Moses Itauma in boxing pose, charcoal portrait

Itauma vs Hrgovic Is Official — Moses Gets His Toughest Test At The O2

The matchmaking just got serious. Itauma vs Hrgovic lands at The O2 on August 29 — the young heavyweight's biggest test against a genuine top-five operator.

  • Moses Itauma (14-0, 12 KOs) faces Filip Hrgovic (20-1, 15 KOs) on August 29 at The O2 Arena in London, live on DAZN pay-per-view over 12 rounds
  • Hrgovic initially hesitated after stopping Dave Allen in May but signed on Friday — his only career loss came against Daniel Dubois in 2024
  • My verdict: Itauma's speed and timing are levels above, and I fancy a late stoppage — but this is the first real question mark of his career

Itauma vs Hrgovic Is Done — And It Is A Serious Step Up

Right then — this is the one we have been waiting on. Itauma vs Hrgovic is official for Saturday, August 29 at The O2 in London, live on DAZN pay-per-view, and make no mistake, it is the hardest night of Moses Itauma's young career by a country mile. The kid from Chatham has been flattening everything in front of him, but Filip Hrgovic is a different proposition entirely.

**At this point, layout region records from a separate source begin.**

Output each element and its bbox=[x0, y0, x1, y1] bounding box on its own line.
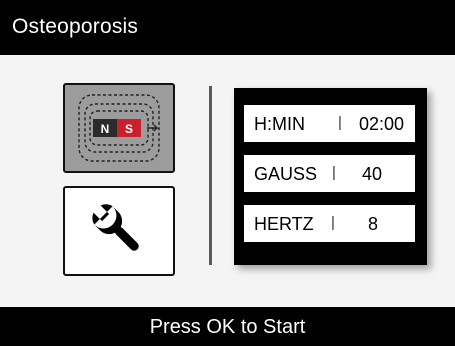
gauss-parameter[interactable]: GAUSS | 40 bbox=[244, 155, 415, 192]
param-label: HERTZ bbox=[254, 214, 314, 234]
parameter-panel: H:MIN | 02:00 GAUSS | 40 HERTZ | 8 bbox=[234, 88, 427, 265]
title-bar: Osteoporosis bbox=[0, 0, 455, 55]
param-value: 40 bbox=[362, 164, 383, 184]
param-separator: | bbox=[338, 114, 342, 131]
magnet-field-icon: N S bbox=[78, 94, 160, 162]
param-separator: | bbox=[331, 214, 335, 231]
param-label: GAUSS bbox=[254, 164, 318, 184]
main-area: N S H:MIN | 02:00 GAUSS | 40 HERTZ | 8 bbox=[0, 55, 455, 307]
hertz-parameter[interactable]: HERTZ | 8 bbox=[244, 205, 415, 242]
param-label: H:MIN bbox=[254, 114, 305, 134]
time-parameter[interactable]: H:MIN | 02:00 bbox=[244, 105, 415, 142]
magnet-mode-button[interactable]: N S bbox=[63, 83, 175, 173]
param-value: 8 bbox=[368, 214, 379, 234]
vertical-divider bbox=[209, 86, 212, 265]
wrench-icon bbox=[92, 204, 139, 251]
status-bar: Press OK to Start bbox=[0, 307, 455, 346]
north-pole-label: N bbox=[101, 122, 110, 136]
start-prompt: Press OK to Start bbox=[149, 316, 306, 338]
settings-button[interactable] bbox=[63, 186, 175, 276]
param-separator: | bbox=[332, 164, 336, 181]
south-pole-label: S bbox=[125, 122, 133, 136]
screen-title: Osteoporosis bbox=[12, 15, 139, 38]
param-value: 02:00 bbox=[359, 114, 405, 134]
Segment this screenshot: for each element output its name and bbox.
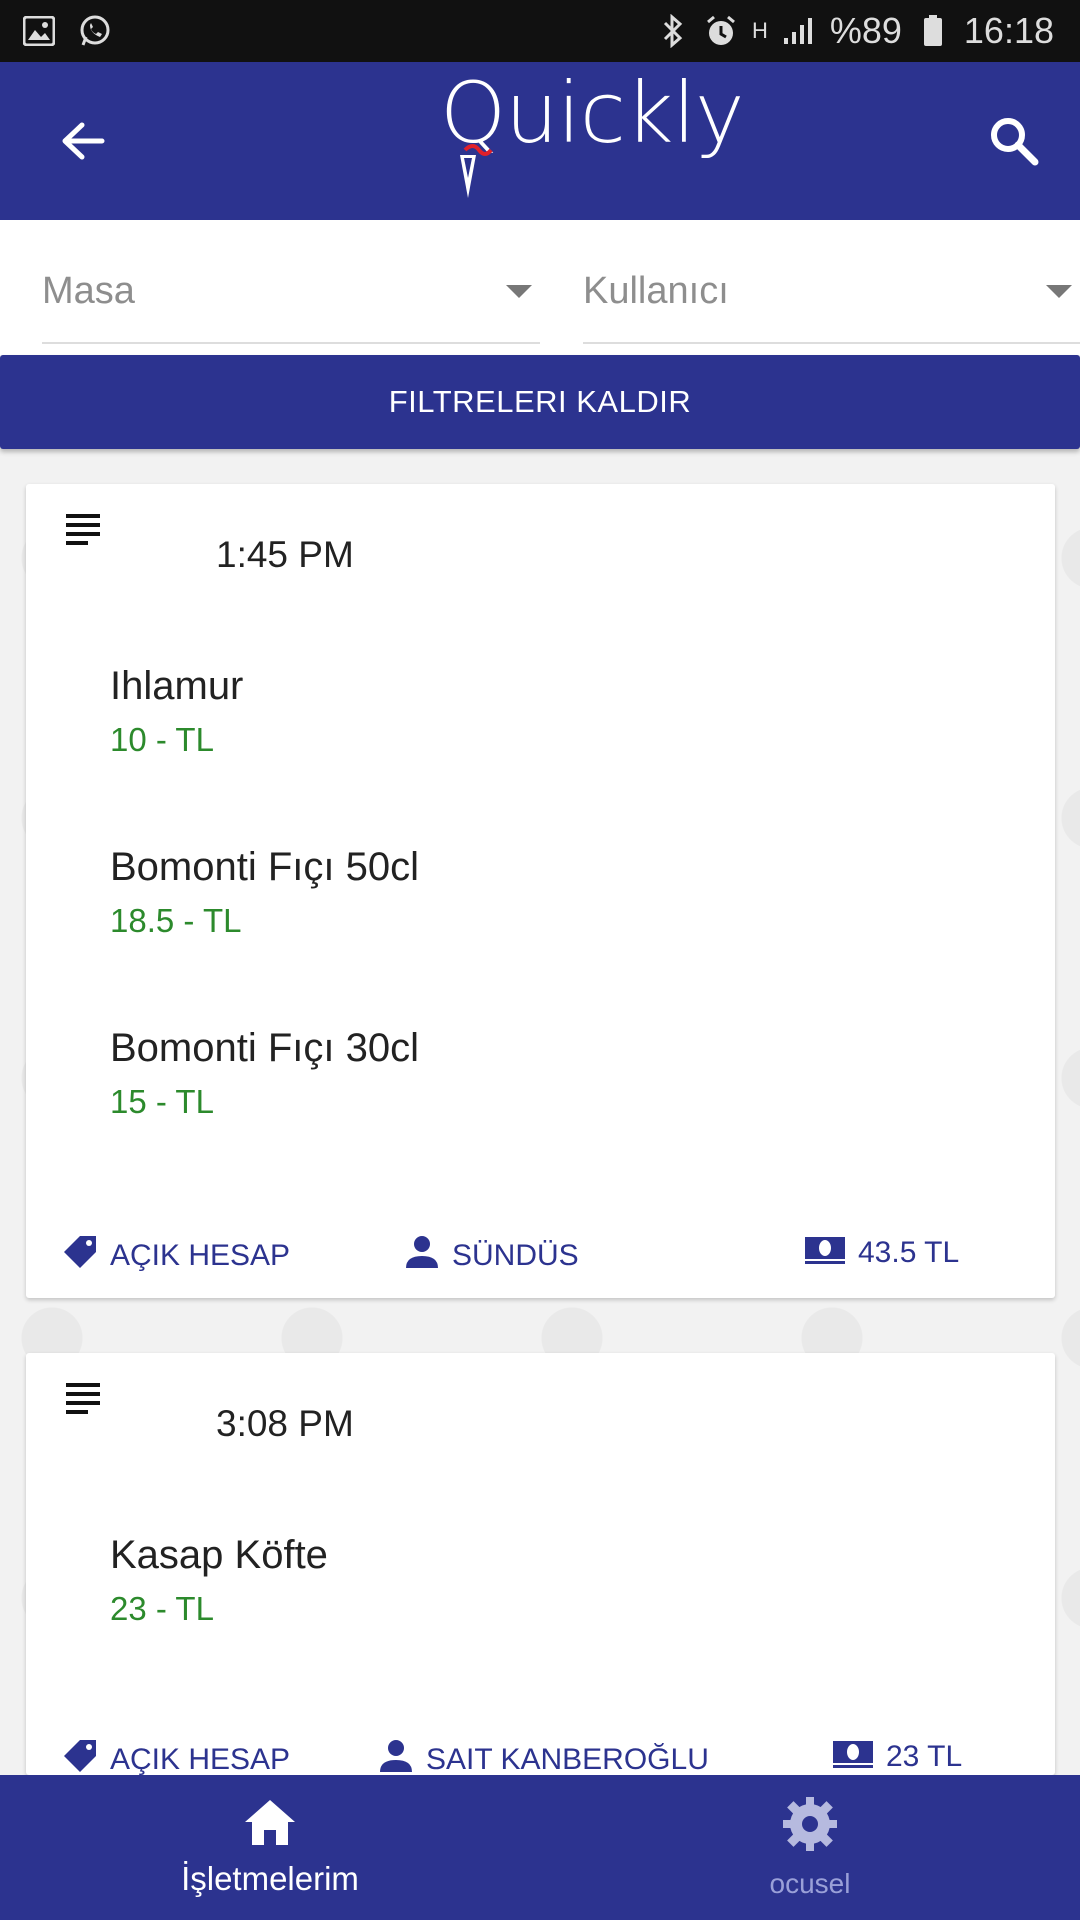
battery-icon <box>916 14 950 48</box>
nav-item-home[interactable]: İşletmelerim <box>0 1775 540 1920</box>
whatsapp-icon <box>78 14 112 48</box>
user-select[interactable]: Kullanıcı <box>583 240 1080 344</box>
order-item: Bomonti Fıçı 50cl 18.5 - TL <box>110 845 1010 1026</box>
network-type: H <box>751 18 768 43</box>
search-icon[interactable] <box>984 111 1044 171</box>
tag-icon <box>62 1234 98 1278</box>
signal-icon <box>782 14 816 48</box>
status-bar: H %89 16:18 <box>0 0 1080 62</box>
item-price: 18.5 - TL <box>110 902 242 939</box>
person-icon <box>378 1740 414 1775</box>
bluetooth-icon <box>656 14 690 48</box>
order-items: Kasap Köfte 23 - TL <box>110 1533 1010 1714</box>
order-user-name: SAIT KANBEROĞLU <box>426 1743 709 1775</box>
order-item: Kasap Köfte 23 - TL <box>110 1533 1010 1714</box>
order-item: Bomonti Fıçı 30cl 15 - TL <box>110 1026 1010 1207</box>
app-logo: Quickly <box>440 64 745 200</box>
order-footer: AÇIK HESAP SÜNDÜS 43.5 TL <box>26 1224 1055 1284</box>
table-select-placeholder: Masa <box>42 269 135 312</box>
order-details-icon[interactable] <box>66 512 102 548</box>
order-user-name: SÜNDÜS <box>452 1239 579 1272</box>
logo-pin-icon <box>460 144 493 198</box>
bottom-navigation: İşletmelerim ocusel <box>0 1775 1080 1920</box>
order-details-icon[interactable] <box>66 1381 102 1417</box>
account-status-label: AÇIK HESAP <box>110 1239 291 1272</box>
nav-item-settings[interactable]: ocusel <box>540 1775 1080 1920</box>
order-footer: AÇIK HESAP SAIT KANBEROĞLU 23 TL <box>26 1740 1055 1775</box>
order-items: Ihlamur 10 - TL Bomonti Fıçı 50cl 18.5 -… <box>110 664 1010 1207</box>
order-total-amount: 43.5 TL <box>858 1236 960 1269</box>
gear-icon <box>781 1795 839 1858</box>
user-select-placeholder: Kullanıcı <box>583 269 729 312</box>
home-icon <box>242 1797 298 1852</box>
alarm-icon <box>704 14 738 48</box>
item-name: Ihlamur <box>110 664 244 708</box>
order-total: 43.5 TL <box>804 1234 959 1272</box>
clock: 16:18 <box>963 10 1054 51</box>
clear-filters-button[interactable]: FILTRELERI KALDIR <box>0 355 1080 449</box>
account-status-label: AÇIK HESAP <box>110 1743 291 1775</box>
money-icon <box>832 1740 874 1775</box>
gallery-icon <box>22 14 56 48</box>
account-status: AÇIK HESAP <box>62 1234 290 1278</box>
item-name: Bomonti Fıçı 30cl <box>110 1026 420 1070</box>
order-user: SÜNDÜS <box>404 1234 579 1278</box>
item-name: Bomonti Fıçı 50cl <box>110 845 420 889</box>
order-card[interactable]: 3:08 PM Kasap Köfte 23 - TL AÇIK HESAP S… <box>26 1353 1055 1775</box>
money-icon <box>804 1234 846 1272</box>
order-total: 23 TL <box>832 1740 962 1775</box>
person-icon <box>404 1234 440 1278</box>
account-status: AÇIK HESAP <box>62 1740 290 1775</box>
order-user: SAIT KANBEROĞLU <box>378 1740 709 1775</box>
item-name: Kasap Köfte <box>110 1533 328 1577</box>
order-total-amount: 23 TL <box>886 1740 963 1773</box>
nav-label-home: İşletmelerim <box>181 1860 359 1897</box>
item-price: 15 - TL <box>110 1083 214 1120</box>
back-arrow-icon[interactable] <box>58 116 108 166</box>
order-time: 3:08 PM <box>216 1403 354 1444</box>
battery-percent: %89 <box>829 10 902 51</box>
order-time: 1:45 PM <box>216 534 354 575</box>
dropdown-caret-icon <box>506 284 532 298</box>
nav-label-settings: ocusel <box>769 1868 851 1899</box>
order-item: Ihlamur 10 - TL <box>110 664 1010 845</box>
tag-icon <box>62 1740 98 1775</box>
table-select[interactable]: Masa <box>42 240 540 344</box>
order-card[interactable]: 1:45 PM Ihlamur 10 - TL Bomonti Fıçı 50c… <box>26 484 1055 1298</box>
dropdown-caret-icon <box>1046 284 1072 298</box>
item-price: 10 - TL <box>110 721 214 758</box>
item-price: 23 - TL <box>110 1590 214 1627</box>
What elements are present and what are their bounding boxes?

Let's not beat around the bush. Up to now Itauma (14-0, 12 KOs) has looked like a man among boys, most recently blasting out Jermaine Franklin inside five rounds back in March. He is twenty years old, he switches stance, he punches like a heavyweight twice his age, and he carries himself like he has been here before. But there is a gap between beating faded names and sharing a ring with a top-five operator, and Itauma vs Hrgovic is where we find out exactly how big that gap is.

What Hrgovic Brings To The O2

Hrgovic (20-1, 15 KOs) is no gatekeeper sent to lose. The Croatian took bronze at the 2016 Olympics, turned over as one of the most avoided amateurs of his generation, and the only blemish on his record is a 2024 stoppage defeat to Daniel Dubois — a fight he was leading before he got dragged into the trenches and stopped late. He is big, he is awkward, he leans on you, and he has a proper engine. This is a man who can take Itauma into rounds the youngster has barely visited as a pro.

Here is the bit I love. Hrgovic very nearly said no. He only stopped Dave Allen in three rounds back in May, and the quick turnaround had him hesitating — who could blame him? Then he signed on the dotted line on Friday and took the gamble anyway. That tells you everything. He fancies catching Itauma early, before the kid has the seasoning to deal with a genuine heavyweight handful.

Where Itauma vs Hrgovic Is Won And Lost

This fight lives and dies in the first six rounds. If Itauma can keep it long, use that ramrod jab, and pick his moments, his speed and timing are levels above anything Hrgovic has the legs to answer. The young man's hand speed is genuinely frightening, and when he sits down on a shot he ends nights. But if Hrgovic can smother him, make it ugly on the inside and drag him into the championship rounds, then we learn whether Itauma's gas tank and his chin are the real deal.

Hrgovic's best path is the Dubois template flipped on its head — be the bully, walk Itauma down, and test that young head with sustained heavyweight pressure. Itauma has never been twelve rounds. He has rarely been six. That is the question mark, and Hrgovic is precisely the man to scribble all over it.

My Prediction

I am not sitting on the fence. I think Itauma announces himself as a genuine world-title threat here. I expect a cagey opening as he respects Hrgovic's size, then I fancy him to start landing that left flush from round four onward, hurt the Croatian, and force a stoppage somewhere between rounds six and nine. Itauma by late stoppage. If Hrgovic catches him cold early it would not shock me — that is the danger in this matchmaking — but the talent, the speed and the timing all sit with the youngster. Itauma vs Hrgovic is the perfect fight at the perfect time, and come August 29 I think the kid passes with flying colours.